Lesson 2: DataBlocks question

saragee3 · September 14, 2020, 8:51pm

These questions are from the “From Data to DataLoaders” section.

bears = DataBlock(
    blocks=(ImageBlock, CategoryBlock), 
    get_items=get_image_files, 
    splitter=RandomSplitter(valid_pct=0.2, seed=42),
    get_y=parent_label,
    item_tfms=Resize(128))

After instantiating DataBlock and assigning it to bear, we run:

dls = bears.dataloaders(path)
print(os.getcwd()) ///notebooks/course-v4/nbs
print(path) // .
dls.valid.show_batch(max_n=4, nrows=1)

How does the dataloader know to look in the /bears dir and not /images? Same question for the teddy example:

bears = bears.new(item_tfms=RandomResizedCrop(128, min_scale=0.3))
dls = bears.dataloaders(path)
dls.train.show_batch(max_n=4, nrows=1, unique=True)

Each time I run these lines of code, it always shows a teddy. Why would it do that if path is not absolute (/bears/teddy)?
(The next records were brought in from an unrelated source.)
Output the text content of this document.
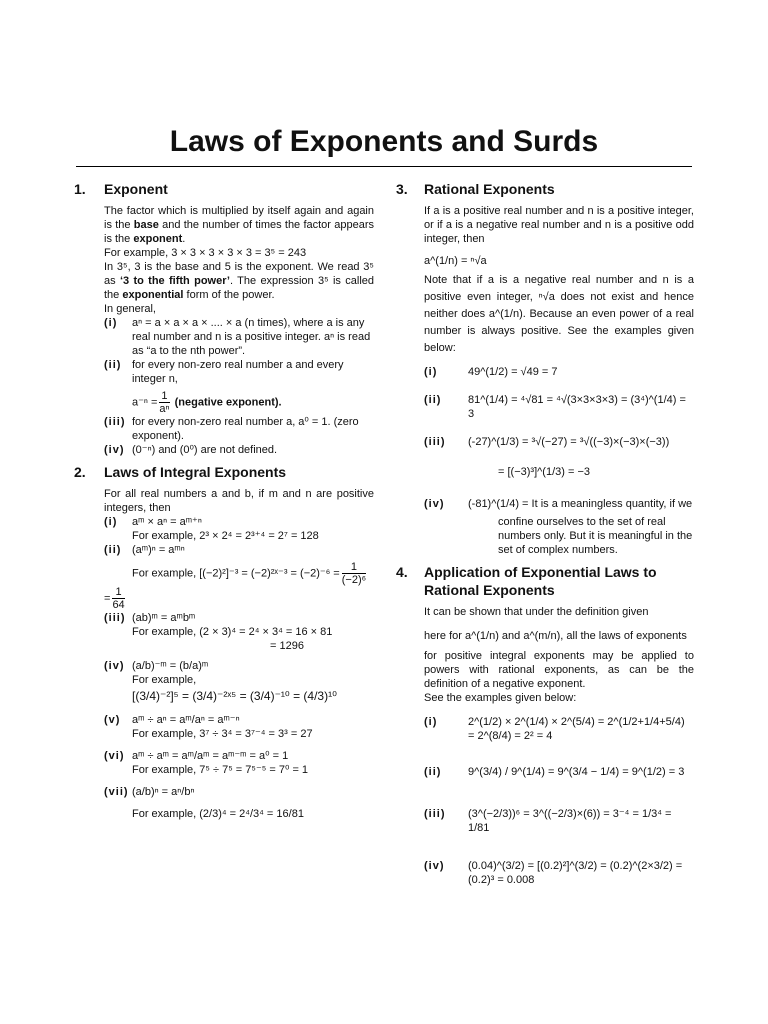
Laws of Exponents and Surds
1. Exponent
The factor which is multiplied by itself again and again is the base and the number of times the factor appears is the exponent.
For example, 3 × 3 × 3 × 3 × 3 = 3⁵ = 243
In 3⁵, 3 is the base and 5 is the exponent. We read 3⁵ as ‘3 to the fifth power’. The expression 3⁵ is called the exponential form of the power.
In general,
(i) aⁿ = a × a × a × .... × a (n times), where a is any real number and n is a positive integer. aⁿ is read as “a to the nth power”.
(ii) for every non-zero real number a and every integer n,
$a^{-n} = \frac{1}{\text{aⁿ}}$ (negative exponent).
(iii) for every non-zero real number a, a⁰ = 1. (zero exponent).
(iv) (0⁻ⁿ) and (0⁰) are not defined.
2. Laws of Integral Exponents
For all real numbers a and b, if m and n are positive integers, then
(i) aᵐ × aⁿ = aᵐ⁺ⁿ
For example, 2³ × 2⁴ = 2³⁺⁴ = 2⁷ = 128
(ii) (aᵐ)ⁿ = aᵐⁿ
For example, [(−2)²]⁻³ = (−2)²ˣ⁻³ = $(-2)^{-6} = \frac{1}{\text{(−2)⁶}}$
= $\frac{1}{64}$
(iii) (ab)ᵐ = aᵐbᵐ
For example, (2 × 3)⁴ = 2⁴ × 3⁴ = 16 × 81
= 1296
(iv) (a/b)⁻ᵐ = (b/a)ᵐ
For example,
[(3/4)⁻²]⁵ = (3/4)⁻²ˣ⁵ = (3/4)⁻¹⁰ = (4/3)¹⁰
(v) aᵐ ÷ aⁿ = aᵐ/aⁿ = aᵐ⁻ⁿ
For example, 3⁷ ÷ 3⁴ = 3⁷⁻⁴ = 3³ = 27
(vi) aᵐ ÷ aᵐ = aᵐ/aᵐ = aᵐ⁻ᵐ = a⁰ = 1
For example, 7⁵ ÷ 7⁵ = 7⁵⁻⁵ = 7⁰ = 1
(vii) (a/b)ⁿ = aⁿ/bⁿ
For example, (2/3)⁴ = 2⁴/3⁴ = 16/81
3. Rational Exponents
If a is a positive real number and n is a positive integer, or if a is a negative real number and n is a positive odd integer, then
a^(1/n) = ⁿ√a
Note that if a is a negative real number and n is a positive even integer, ⁿ√a does not exist and hence neither does a^(1/n). Because an even power of a real number is always positive. See the examples given below:
(i)	49^(1/2) = √49 = 7
(ii) 81^(1/4) = ⁴√81 = ⁴√(3×3×3×3) = (3⁴)^(1/4) = 3
(iii) (-27)^(1/3) = ³√(−27) = ³√((−3)×(−3)×(−3))
= [(−3)³]^(1/3) = −3
(iv) (-81)^(1/4) = It is a meaningless quantity, if we
confine ourselves to the set of real numbers only. But it is meaningful in the set of complex numbers.
4. Application of Exponential Laws to Rational Exponents
It can be shown that under the definition given
here for a^(1/n) and a^(m/n), all the laws of exponents
for positive integral exponents may be applied to powers with rational exponents, as can be the definition of a negative exponent.
See the examples given below:
(i)	2^(1/2) × 2^(1/4) × 2^(5/4) = 2^(1/2+1/4+5/4) = 2^(8/4) = 2² = 4
(ii) 9^(3/4) / 9^(1/4) = 9^(3/4 − 1/4) = 9^(1/2) = 3
(iii) (3^(−2/3))⁶ = 3^((−2/3)×(6)) = 3⁻⁴ = 1/3⁴ = 1/81
(iv) (0.04)^(3/2) = [(0.2)²]^(3/2) = (0.2)^(2×3/2) = (0.2)³ = 0.008
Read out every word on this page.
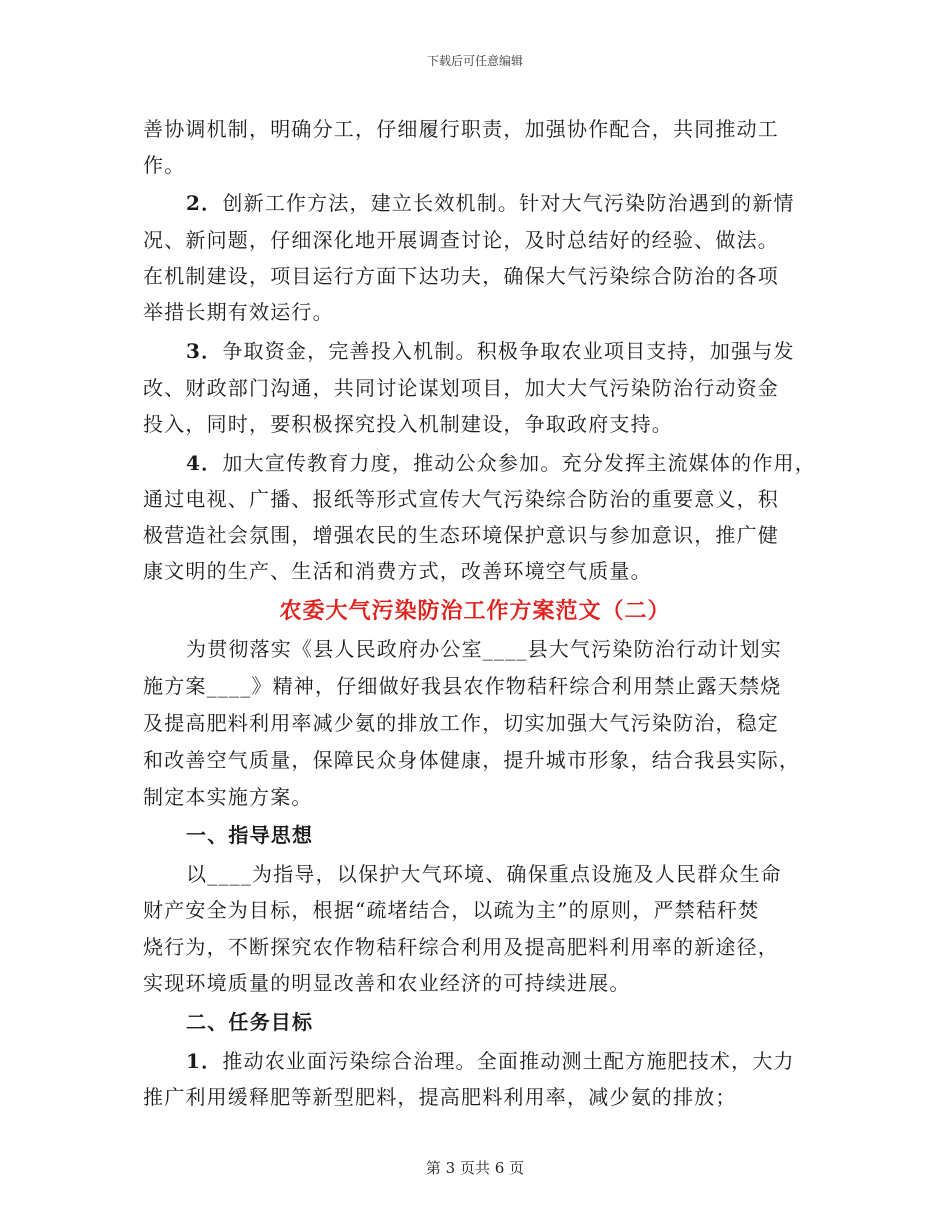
下载后可任意编辑
善协调机制，明确分工，仔细履行职责，加强协作配合，共同推动工
作。
2．创新工作方法，建立长效机制。针对大气污染防治遇到的新情
况、新问题，仔细深化地开展调查讨论，及时总结好的经验、做法。
在机制建设，项目运行方面下达功夫，确保大气污染综合防治的各项
举措长期有效运行。
3．争取资金，完善投入机制。积极争取农业项目支持，加强与发
改、财政部门沟通，共同讨论谋划项目，加大大气污染防治行动资金
投入，同时，要积极探究投入机制建设，争取政府支持。
4．加大宣传教育力度，推动公众参加。充分发挥主流媒体的作用，
通过电视、广播、报纸等形式宣传大气污染综合防治的重要意义，积
极营造社会氛围，增强农民的生态环境保护意识与参加意识，推广健
康文明的生产、生活和消费方式，改善环境空气质量。
农委大气污染防治工作方案范文（二）
为贯彻落实《县人民政府办公室____县大气污染防治行动计划实
施方案____》精神，仔细做好我县农作物秸秆综合利用禁止露天禁烧
及提高肥料利用率减少氨的排放工作，切实加强大气污染防治，稳定
和改善空气质量，保障民众身体健康，提升城市形象，结合我县实际，
制定本实施方案。
一、指导思想
以____为指导，以保护大气环境、确保重点设施及人民群众生命
财产安全为目标，根据“疏堵结合，以疏为主”的原则，严禁秸秆焚
烧行为，不断探究农作物秸秆综合利用及提高肥料利用率的新途径，
实现环境质量的明显改善和农业经济的可持续进展。
二、任务目标
1．推动农业面污染综合治理。全面推动测土配方施肥技术，大力
推广利用缓释肥等新型肥料，提高肥料利用率，减少氨的排放；
第 3 页共 6 页
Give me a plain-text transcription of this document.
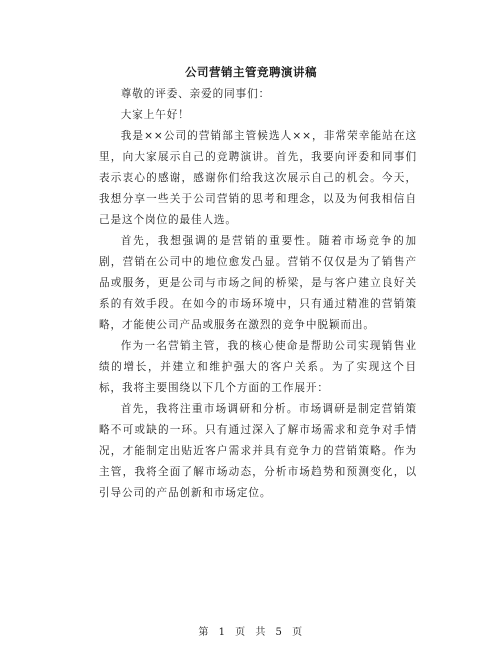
公司营销主管竞聘演讲稿

尊敬的评委、亲爱的同事们：

大家上午好！

我是××公司的营销部主管候选人××，非常荣幸能站在这里，向大家展示自己的竞聘演讲。首先，我要向评委和同事们表示衷心的感谢，感谢你们给我这次展示自己的机会。今天，我想分享一些关于公司营销的思考和理念，以及为何我相信自己是这个岗位的最佳人选。

首先，我想强调的是营销的重要性。随着市场竞争的加剧，营销在公司中的地位愈发凸显。营销不仅仅是为了销售产品或服务，更是公司与市场之间的桥梁，是与客户建立良好关系的有效手段。在如今的市场环境中，只有通过精准的营销策略，才能使公司产品或服务在激烈的竞争中脱颖而出。

作为一名营销主管，我的核心使命是帮助公司实现销售业绩的增长，并建立和维护强大的客户关系。为了实现这个目标，我将主要围绕以下几个方面的工作展开：

首先，我将注重市场调研和分析。市场调研是制定营销策略不可或缺的一环。只有通过深入了解市场需求和竞争对手情况，才能制定出贴近客户需求并具有竞争力的营销策略。作为主管，我将全面了解市场动态，分析市场趋势和预测变化，以引导公司的产品创新和市场定位。

第 1 页 共 5 页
hansenms · September 14, 2020, 9:56pm

I am not an expert here, but when you configure your DataBlock, you tell it how to get all the items with the get_items= argument. You tell it to use the get_image_files function which is part of fastai, it will take a given path and find all the files (recursively) under that path that are images. If you try it out:

fns = get_image_files(path)
fns

You will see that it is an L type object (a fancy list) that has a Path entry for each image file under that folder and the DataBlock will use that to create the DataLoaders when you you do:

dls = bears.dataloaders(path)

You also tell it to use:

get_y=parent_label

so use the parent (of the file) directory to get the label.

Hope this helps.

saragee3 · September 15, 2020, 1:18am

that makes sense! i see now that get_image_files has recurse=True.